If William called me in, he was worried about radiological contamination.  I looked at Mary’s papers, focusing on the circled items.  Most of them seemed like gibberish, lots of unrelated symbols.  They were all watching me expectantly, so I looked again, with my brain on full alert.  Shit, I must not be processing information very well.  Just minutes ago I’d passed over a line that should have triggered alarm bells: PU238-88, CS137-30, AM241-430, CO60-5.26, SR90-28.1.  It was a list of radioactive isotopes and half-lives, all byproducts of nuclear reactor fission, extremely deadly, and long-lived.

Samir noticed my reaction.  “Dylan has seen the light.”

“You think
Al Khalifa’s
carrying these?”  Port security had been a political football for decades.  There was always a lot of talk about it during election campaigns but no evidence that anything was done about it when the elections were over.

“We’re not certain.”  Samir glanced at William, who nodded at him.  “Things have changed, Dylan.  We don’t publicize it, but we’ve been doing random sweeps of freighters entering the harbor for years.  We cast a broad net on a regular basis so they’ll think we’re just fishing, but it’s also a cover for taking an apparently innocent look at targets like
Al Khalifa
when Intelligence identifies them.”

“What do you have, exactly?”

“I went on board with the Border Patrol carrying a radiation detector.  It helped to know the language.”

“You’re kidding.  You mean they actually mark containers, ‘Illegal Radioactive Contraband’ in Arabic?”

“You’d be surprised what I can learn from a shipping label.  These guys are thorough and patient, but not always terribly creative.  They tend to follow predictable patterns like always using the same front companies to cover their activities. 

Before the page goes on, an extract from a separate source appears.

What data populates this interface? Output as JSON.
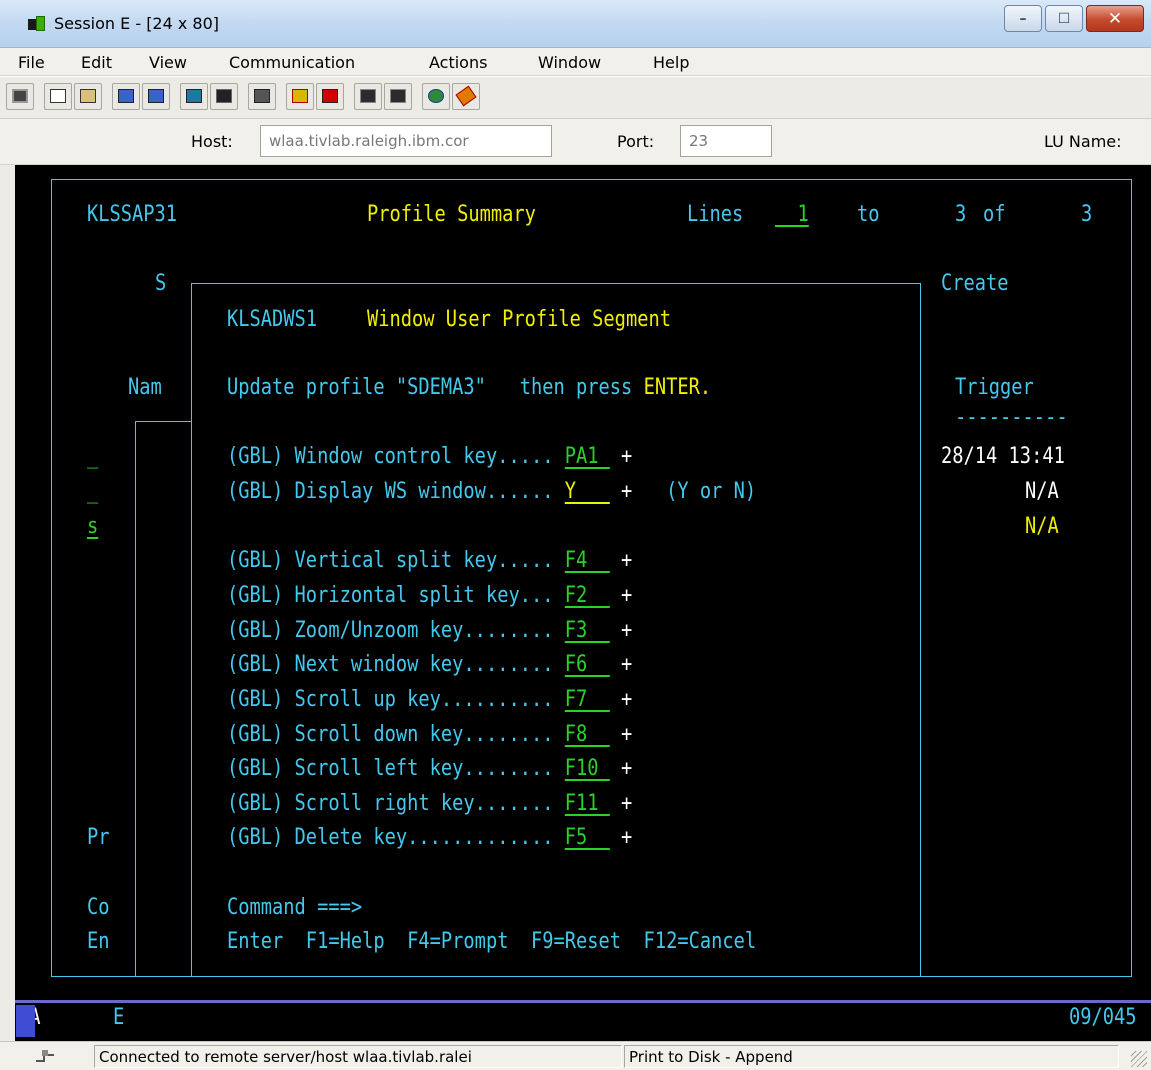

“I found traces of radioactivity on a container marked ‘Medical Supplies.’ There was even a radiation hazard sticker on it.  That’s not unreasonable because some of these isotopes are used to treat cancer.  It’s also not uncommon for slight leakage to occur, not dangerous, but enough to register on a good counter.”

“What made you suspicious?”

“The container was addressed to a hospital in Riyadh.”  He unrolled a map of the Arabian peninsula and the Mediterranean.  “Why would a ship carry potentially dangerous and sensitive cargo bound from Aden to Saudi Arabia, travel up the Red Sea through the Suez Canal, to Benghazi and Marseilles, and then across the Atlantic to New York? Why would you even put it on a ship?” 

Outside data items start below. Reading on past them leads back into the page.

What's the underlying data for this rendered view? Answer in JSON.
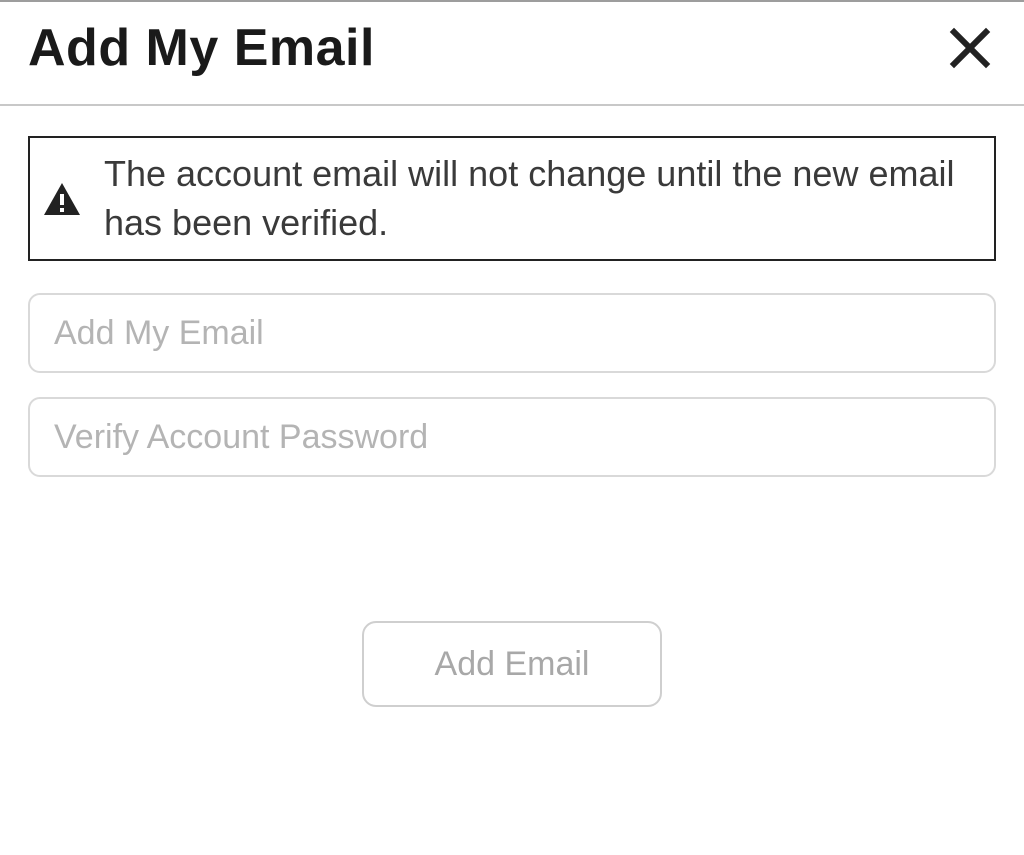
{
  "dialog": {
    "title": "Add My Email",
    "warning": {
      "message": "The account email will not change until the new email has been verified."
    },
    "fields": {
      "email": {
        "placeholder": "Add My Email",
        "value": ""
      },
      "password": {
        "placeholder": "Verify Account Password",
        "value": ""
      }
    },
    "actions": {
      "submit_label": "Add Email"
    }
  }
}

He was right; it made no sense from any point of view.  Riyadh is landlocked, two hundred miles from the nearest port in Bahrain, and if the cargo was going there and then by truck to Riyadh, the ship would have gone in the other direction.  And even that dodged the question of what the cargo was doing in Aden in the first place.

“You’re sure the container was loaded in Aden?”

“According to the manifest it was.  We have a priority request in to Homeland Security to have the Coast Guard impound the ship.  We’ll have to move quickly to get the crew off before they can react, then get in and out as fast as possible.”

Identifying the substances Samir detected would be pretty routine, the same kind of thing I’d done working for NRC.  The trick was to keep our options open.  If we found something significant, we’d confiscate most of it, but try to make it look like we didn’t know it was there.  The best scenario would be to neutralize the threat and still be able to follow the containers to their destination.

William said, “Any questions?  Okay, then, stay loose and be ready to jump when I call you.”